Sure, the check point is that every 4.5147 minutes, the frequency is doubled.


Since 7:53 is less than twice that value, the frequency must be less than 20 Hz for the "event."

TTFN

FAQ731-376

 

[jcm61]

That's what I was looking for...
Thanks to IRstuff and electricpete for your collective input.
JCM

 

[btrueblood]

Sorry not to get back sooner, jcm, but the network server at work went out after a power outage. Irstuff and pete got things squared away well enough, though; 16.7 Hz is my final answer also. Amazing that we all three could start out tripping over our...er, selves...at first go.

 

[jcm61]

I was curious what frequency IRstuff and electricpete calcuated for the second incident, at t= 6.783 minutes, into the 4th, 30 minute sweep which begins at 500Hz and A= 5 g's and descends to 5 Hz and A=.23g as shown in the attached 810F figure 514C-5C test sweep profile (each sweep is a mirror image of the previous sweep, e.g., sweep 4 is a mirror image of sweep 3, etc..)
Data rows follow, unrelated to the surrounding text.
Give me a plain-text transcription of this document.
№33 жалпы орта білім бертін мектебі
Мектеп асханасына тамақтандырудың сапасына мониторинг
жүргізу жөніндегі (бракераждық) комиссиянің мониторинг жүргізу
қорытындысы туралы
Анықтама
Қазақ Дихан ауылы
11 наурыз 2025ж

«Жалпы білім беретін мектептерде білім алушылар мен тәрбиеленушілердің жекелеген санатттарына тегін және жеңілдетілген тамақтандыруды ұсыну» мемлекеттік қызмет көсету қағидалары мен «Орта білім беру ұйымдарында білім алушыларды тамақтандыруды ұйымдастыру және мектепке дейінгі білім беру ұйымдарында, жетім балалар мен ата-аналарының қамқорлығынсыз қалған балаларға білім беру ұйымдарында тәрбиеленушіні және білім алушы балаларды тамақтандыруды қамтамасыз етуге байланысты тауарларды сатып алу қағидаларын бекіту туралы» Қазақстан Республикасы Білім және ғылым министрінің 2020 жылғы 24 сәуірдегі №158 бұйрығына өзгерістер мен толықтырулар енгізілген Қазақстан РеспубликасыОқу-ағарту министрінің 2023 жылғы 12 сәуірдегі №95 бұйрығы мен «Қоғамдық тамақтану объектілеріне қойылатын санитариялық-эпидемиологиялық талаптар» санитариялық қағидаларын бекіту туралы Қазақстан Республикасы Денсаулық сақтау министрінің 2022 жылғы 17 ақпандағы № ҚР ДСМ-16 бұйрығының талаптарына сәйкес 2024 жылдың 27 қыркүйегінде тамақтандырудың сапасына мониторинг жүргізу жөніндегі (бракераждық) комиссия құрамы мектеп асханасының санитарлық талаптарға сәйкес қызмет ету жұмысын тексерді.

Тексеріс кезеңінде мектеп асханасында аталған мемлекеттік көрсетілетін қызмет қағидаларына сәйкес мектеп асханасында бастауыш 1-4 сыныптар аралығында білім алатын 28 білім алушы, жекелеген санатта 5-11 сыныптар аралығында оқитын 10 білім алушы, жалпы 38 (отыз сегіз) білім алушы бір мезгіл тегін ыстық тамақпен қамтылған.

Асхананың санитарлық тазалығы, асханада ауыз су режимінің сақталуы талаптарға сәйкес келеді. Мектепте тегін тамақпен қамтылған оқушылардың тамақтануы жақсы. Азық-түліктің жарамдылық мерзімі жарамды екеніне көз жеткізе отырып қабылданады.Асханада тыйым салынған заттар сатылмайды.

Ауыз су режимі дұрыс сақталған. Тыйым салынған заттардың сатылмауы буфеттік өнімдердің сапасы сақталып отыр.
Using the previously derived equation to calculate frequency f = 5 Hz * 2^(t * .2215/min) at t = 6.783 minutes yields
f= 5* 2^(6.783 * .2215)= 14.36 Hz?? This is incorrect since I know at 14 Hz, A = 2 g's per the 810F sweep file attached, and the frequency must occur at A = 5 g's.

Since we are starting the 4th sweep at 500 Hz and heading back towards 5 Hz, I substituted t = 30 minutes - 6.783 = 23.217 minutes which yields a more reasonable frequency of f = 5* 2^(23.217*.2215)= 176.6 Hz when compared to figure 514C. However, following this approach in conjunction with the derived equation for f, I question why t = 6.783 is not substituted into the equation accordingly and likewise
500 Hz for 5 Hz...that is until realizing that calculated f would exceed 500 Hz???

JCM

 

[IRstuff]

If it's a triangle and not a sawtooth, then the equation is simply reversed:

f = 50Hz * 2(-t * .2215 oct/min) = 176.48 Hz.

As a check, t = 0 min results in the starting frequency of 500 Hz, and t = 30 min results in 4.996 Hz.

TTFN

FAQ731-376

 

[tomirvine]

Here is a reference paper:

http://www.vibrationdata.com/tutorials2/sweep.pdf

Tom Irvine